5. Gone Girl by Gillian Flynn
The book that made me realize women could be the villain and the hero in the same story. Flynn writes female rage with surgical precision. She does not apologize for it. She does not soften it. She lets it be ugly and brilliant and terrifying. Gone Girl gave me permission to write women who are not likable but are absolutely unforgettable.
6. The Cruel Prince by Holly Black
Enemies to lovers done with teeth. Black understands that the best romantic tension comes from characters who genuinely want to destroy each other and genuinely cannot stay away. The push and pull in this book is masterful. It taught me that desire does not have to be pretty. It can be furious. It can be humiliating. It can be the thing you hate most about yourself. And it can still be the truest thing you feel.
7. Rebecca by Daphne du Maurier
The grandmother of gothic romance. Every brooding hero, every haunted house, every unnamed narrator standing in the shadow of someone else owes something to this book. Du Maurier understood that the most powerful ghost in a story does not have to be dead. Sometimes the ghost is a memory. Sometimes it is a comparison. Sometimes it is the version of yourself you are afraid you will never become.
8. The Poppy War by R.F. Kuang
This book broke me. It taught me that fantasy can be brutal and political and emotionally devastating. It raised the bar for what I expect from the genre. Kuang writes power as a curse, not a gift. She writes war as something that changes you at the molecular level. She writes a heroine who becomes something terrifying and makes you understand every step of the transformation. This book made me braver.

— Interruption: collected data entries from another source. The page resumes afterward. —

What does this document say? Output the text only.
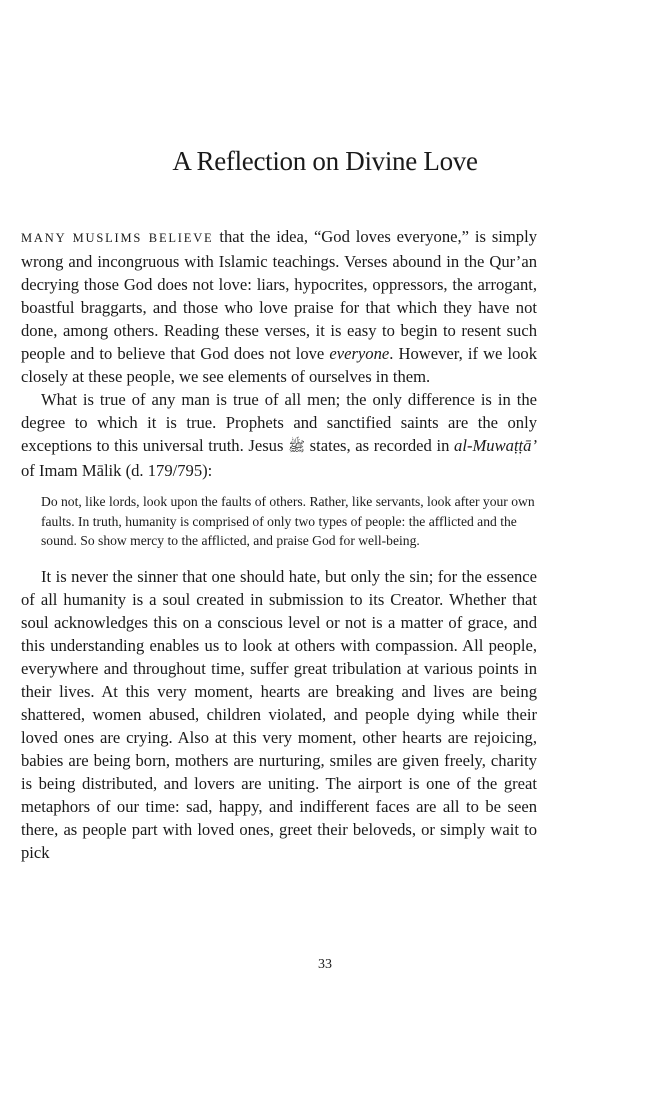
A Reflection on Divine Love

MANY MUSLIMS BELIEVE that the idea, “God loves everyone,” is simply wrong and incongruous with Islamic teachings. Verses abound in the Qur’an decrying those God does not love: liars, hypocrites, oppressors, the arrogant, boastful braggarts, and those who love praise for that which they have not done, among others. Reading these verses, it is easy to begin to resent such people and to believe that God does not love everyone. However, if we look closely at these people, we see elements of ourselves in them.

What is true of any man is true of all men; the only difference is in the degree to which it is true. Prophets and sanctified saints are the only exceptions to this universal truth. Jesus ﷺ states, as recorded in al-Muwaṭṭā’ of Imam Mālik (d. 179/795):

Do not, like lords, look upon the faults of others. Rather, like servants, look after your own faults. In truth, humanity is comprised of only two types of people: the afflicted and the sound. So show mercy to the afflicted, and praise God for well-being.

It is never the sinner that one should hate, but only the sin; for the essence of all humanity is a soul created in submission to its Creator. Whether that soul acknowledges this on a conscious level or not is a matter of grace, and this understanding enables us to look at others with compassion. All people, everywhere and throughout time, suffer great tribulation at various points in their lives. At this very moment, hearts are breaking and lives are being shattered, women abused, children violated, and people dying while their loved ones are crying. Also at this very moment, other hearts are rejoicing, babies are being born, mothers are nurturing, smiles are given freely, charity is being distributed, and lovers are uniting. The airport is one of the great metaphors of our time: sad, happy, and indifferent faces are all to be seen there, as people part with loved ones, greet their beloveds, or simply wait to pick

33
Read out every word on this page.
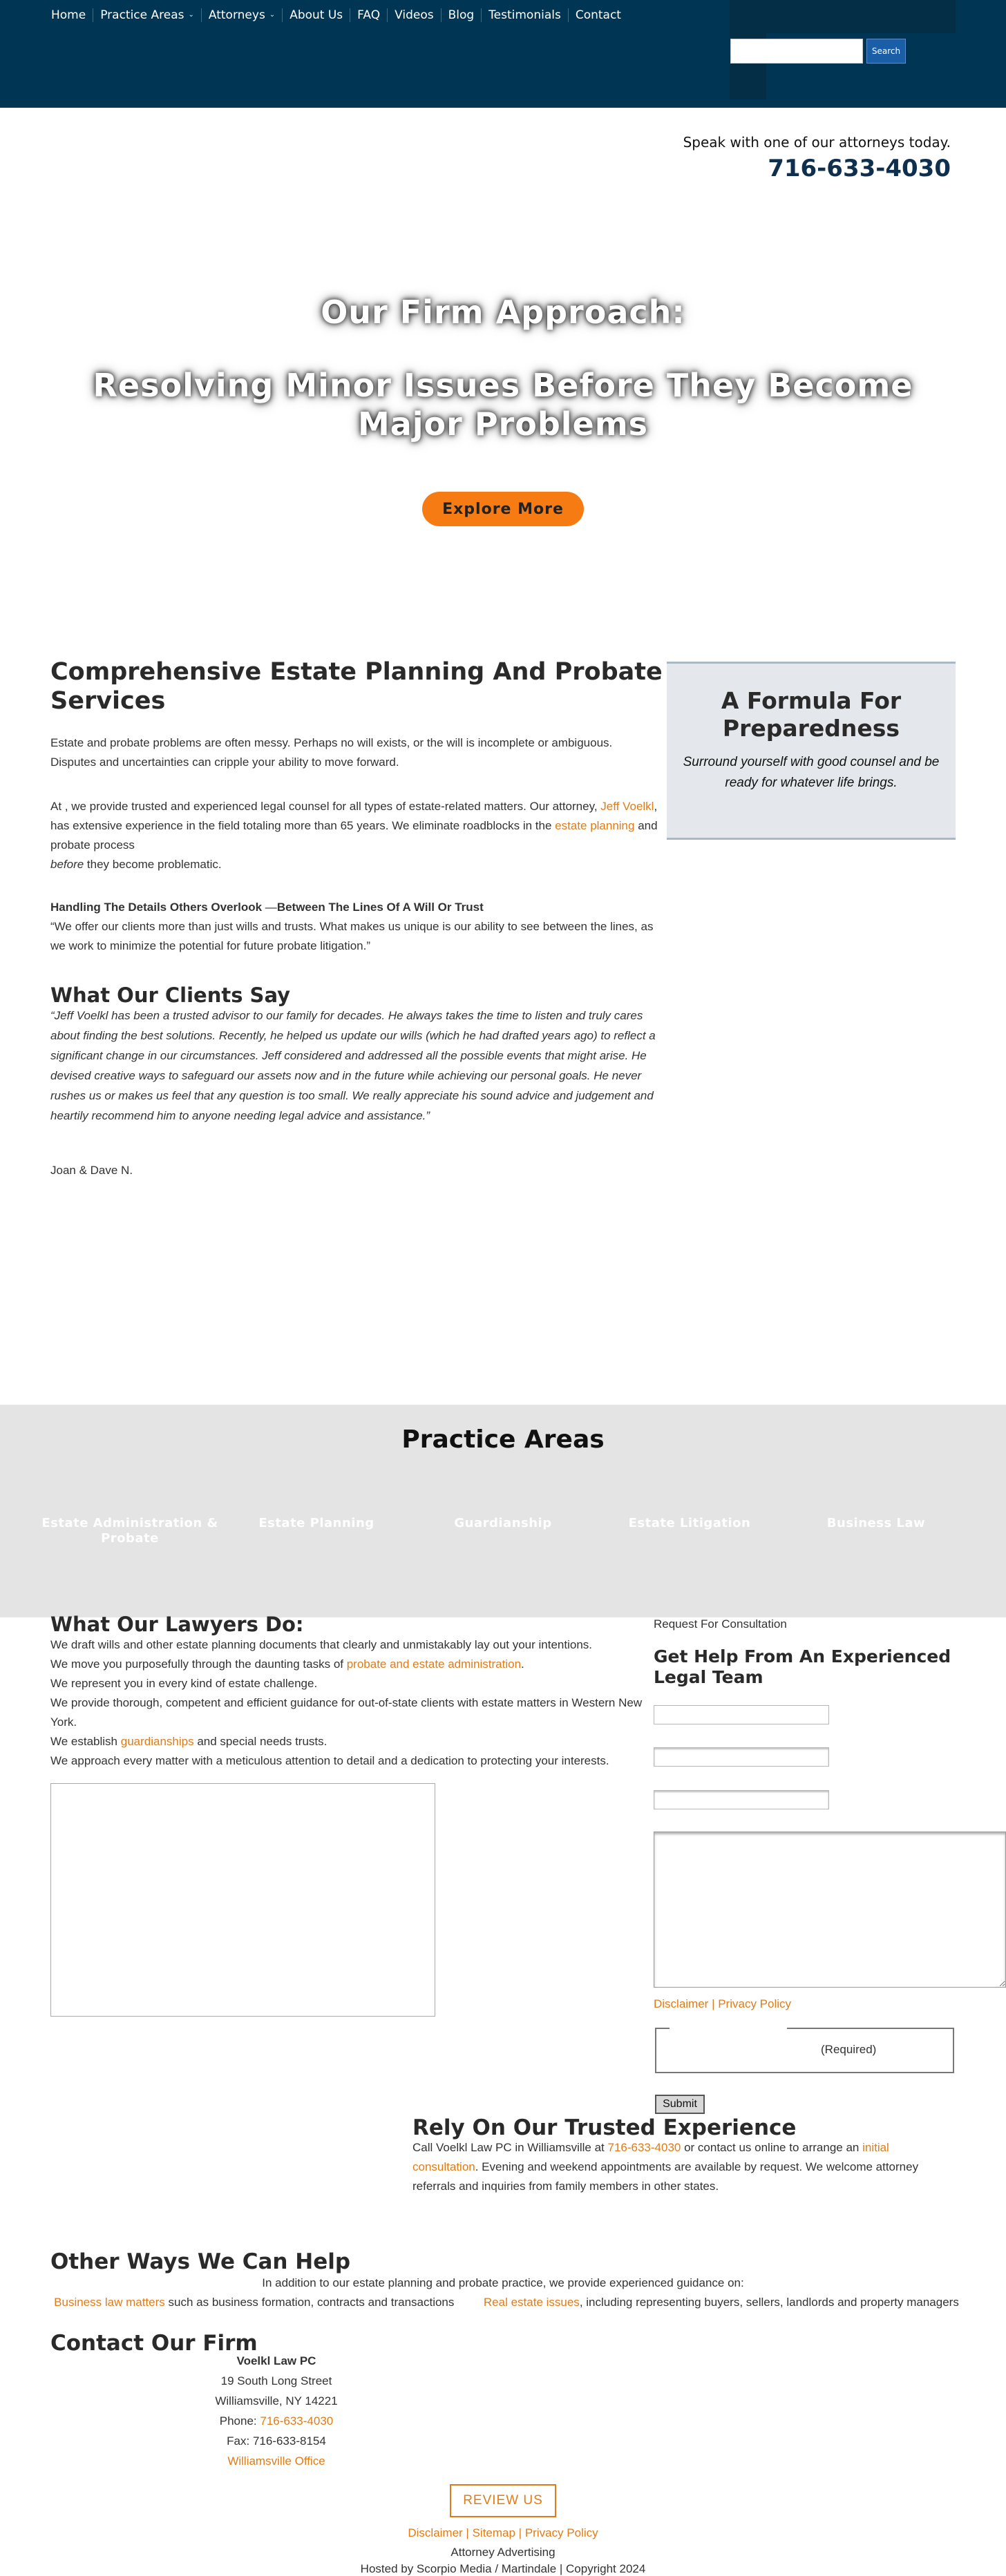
Home Practice Areas ⌄ Attorneys ⌄ About Us FAQ Videos Blog Testimonials Contact
Search
Speak with one of our attorneys today.
716-633-4030
Our Firm Approach:
Resolving Minor Issues Before They Become Major Problems
Explore More
Comprehensive Estate Planning And Probate Services

Estate and probate problems are often messy. Perhaps no will exists, or the will is incomplete or ambiguous. Disputes and uncertainties can cripple your ability to move forward.

At , we provide trusted and experienced legal counsel for all types of estate-related matters. Our attorney, Jeff Voelkl, has extensive experience in the field totaling more than 65 years. We eliminate roadblocks in the estate planning and probate process
before they become problematic.

Handling The Details Others Overlook —Between The Lines Of A Will Or Trust
“We offer our clients more than just wills and trusts. What makes us unique is our ability to see between the lines, as we work to minimize the potential for future probate litigation.”
What Our Clients Say

“Jeff Voelkl has been a trusted advisor to our family for decades. He always takes the time to listen and truly cares about finding the best solutions. Recently, he helped us update our wills (which he had drafted years ago) to reflect a significant change in our circumstances. Jeff considered and addressed all the possible events that might arise. He devised creative ways to safeguard our assets now and in the future while achieving our personal goals. He never rushes us or makes us feel that any question is too small. We really appreciate his sound advice and judgement and heartily recommend him to anyone needing legal advice and assistance.”

Joan & Dave N.

A Formula For Preparedness
Surround yourself with good counsel and be ready for whatever life brings.
Practice Areas
Estate Administration & Probate
Estate Planning	Guardianship	Estate Litigation	Business Law
What Our Lawyers Do:
We draft wills and other estate planning documents that clearly and unmistakably lay out your intentions.
We move you purposefully through the daunting tasks of probate and estate administration.
We represent you in every kind of estate challenge.
We provide thorough, competent and efficient guidance for out-of-state clients with estate matters in Western New York.
We establish guardianships and special needs trusts.
We approach every matter with a meticulous attention to detail and a dedication to protecting your interests.
Request For Consultation
Get Help From An Experienced Legal Team
Disclaimer | Privacy Policy
(Required)
Submit
Rely On Our Trusted Experience

Call Voelkl Law PC in Williamsville at 716-633-4030 or contact us online to arrange an initial consultation. Evening and weekend appointments are available by request. We welcome attorney referrals and inquiries from family members in other states.

Other Ways We Can Help
In addition to our estate planning and probate practice, we provide experienced guidance on:
Business law matters such as business formation, contracts and transactions	Real estate issues, including representing buyers, sellers, landlords and property managers
Contact Our Firm
Voelkl Law PC
19 South Long Street
Williamsville, NY 14221
Phone: 716-633-4030
Fax: 716-633-8154
Williamsville Office
REVIEW US
Disclaimer | Sitemap | Privacy Policy
Attorney Advertising
Hosted by Scorpio Media / Martindale | Copyright 2024
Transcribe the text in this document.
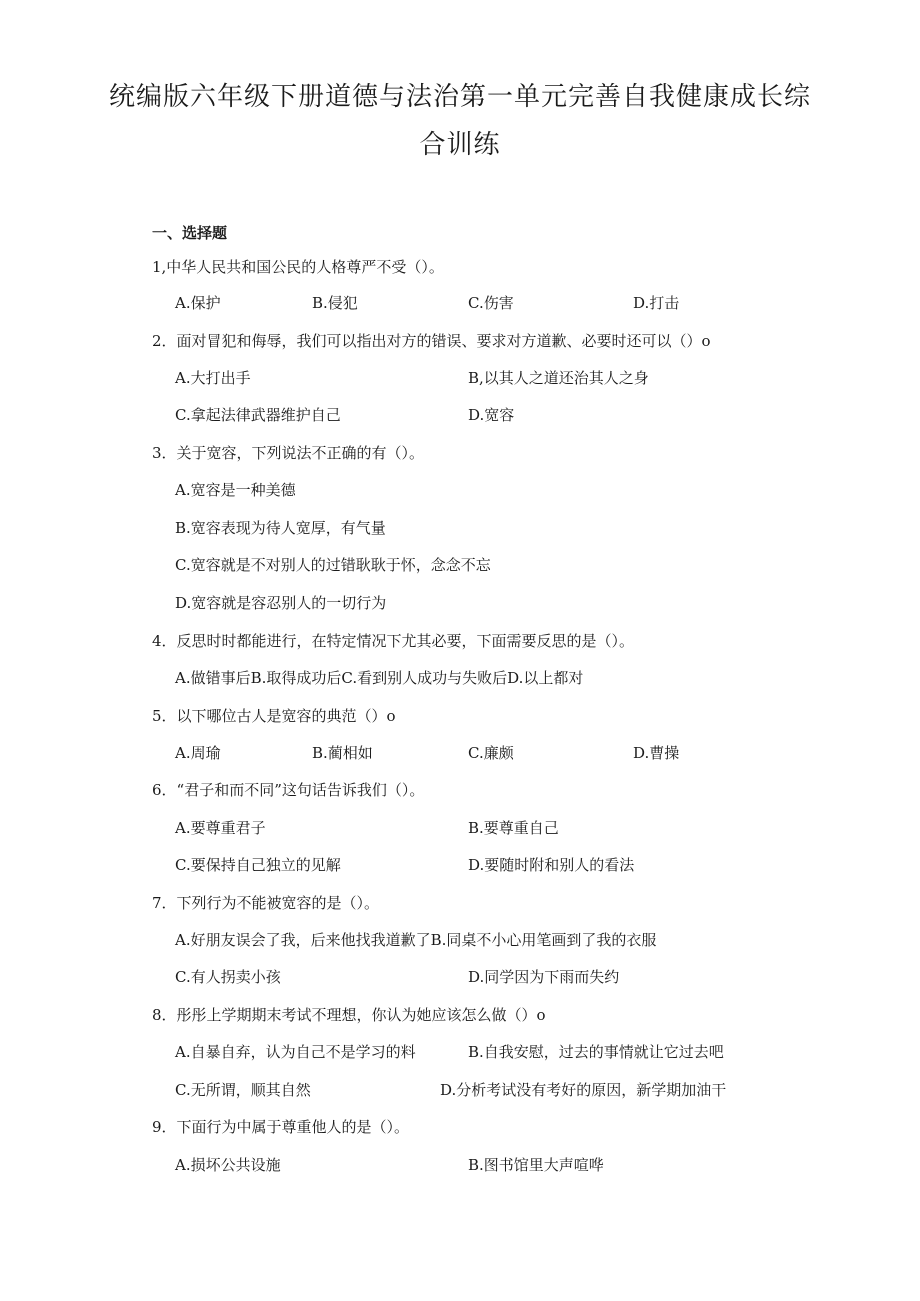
统编版六年级下册道德与法治第一单元完善自我健康成长综
合训练
一、选择题

1,中华人民共和国公民的人格尊严不受（）。

A.保护	B.侵犯	C.伤害	D.打击

2．面对冒犯和侮辱，我们可以指出对方的错误、要求对方道歉、必要时还可以（）o

A.大打出手	B,以其人之道还治其人之身
C.拿起法律武器维护自己	D.宽容

3．关于宽容，下列说法不正确的有（）。

A.宽容是一种美德
B.宽容表现为待人宽厚，有气量
C.宽容就是不对别人的过错耿耿于怀，念念不忘
D.宽容就是容忍别人的一切行为

4．反思时时都能进行，在特定情况下尤其必要，下面需要反思的是（）。

A.做错事后B.取得成功后C.看到别人成功与失败后D.以上都对

5．以下哪位古人是宽容的典范（）o

A.周瑜	B.蔺相如	C.廉颇	D.曹操

6．“君子和而不同”这句话告诉我们（）。

A.要尊重君子	B.要尊重自己
C.要保持自己独立的见解	D.要随时附和别人的看法

7．下列行为不能被宽容的是（）。

A.好朋友误会了我，后来他找我道歉了B.同桌不小心用笔画到了我的衣服
C.有人拐卖小孩	D.同学因为下雨而失约

8．彤彤上学期期末考试不理想，你认为她应该怎么做（）o

A.自暴自弃，认为自己不是学习的料	B.自我安慰，过去的事情就让它过去吧
C.无所谓，顺其自然	D.分析考试没有考好的原因，新学期加油干

9．下面行为中属于尊重他人的是（）。

A.损坏公共设施	B.图书馆里大声喧哗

9. It Ends with Us by Colleen Hoover
Say what you will, but this book understands emotional complexity. It does not give you easy answers. It makes you sit in the discomfort. That is brave writing. The courage to write a love story that does not end the way the reader wants it to, that prioritizes truth over satisfaction, that trusts the reader to handle ambiguity. It reminded me that the bravest thing a writer can do is refuse to make it easy.
10. Circe by Madeline Miller
A story about a woman who was underestimated by everyone, including herself. Miller writes transformation with such patience and grace that by the end you feel like you have transformed too. Circe taught me that a character does not need to be powerful to be compelling. They need to be honest. They need to keep choosing themselves even when the world tells them they are not worth choosing. That is the kind of heroine I want to write for the rest of my life.
These books live in my bones. They show up in my writing whether I intend it or not. If you have read any of them, you will probably recognize their fingerprints in my work. And if you have not read them yet, consider this your invitation. Start anywhere. They will find you where you need to be found.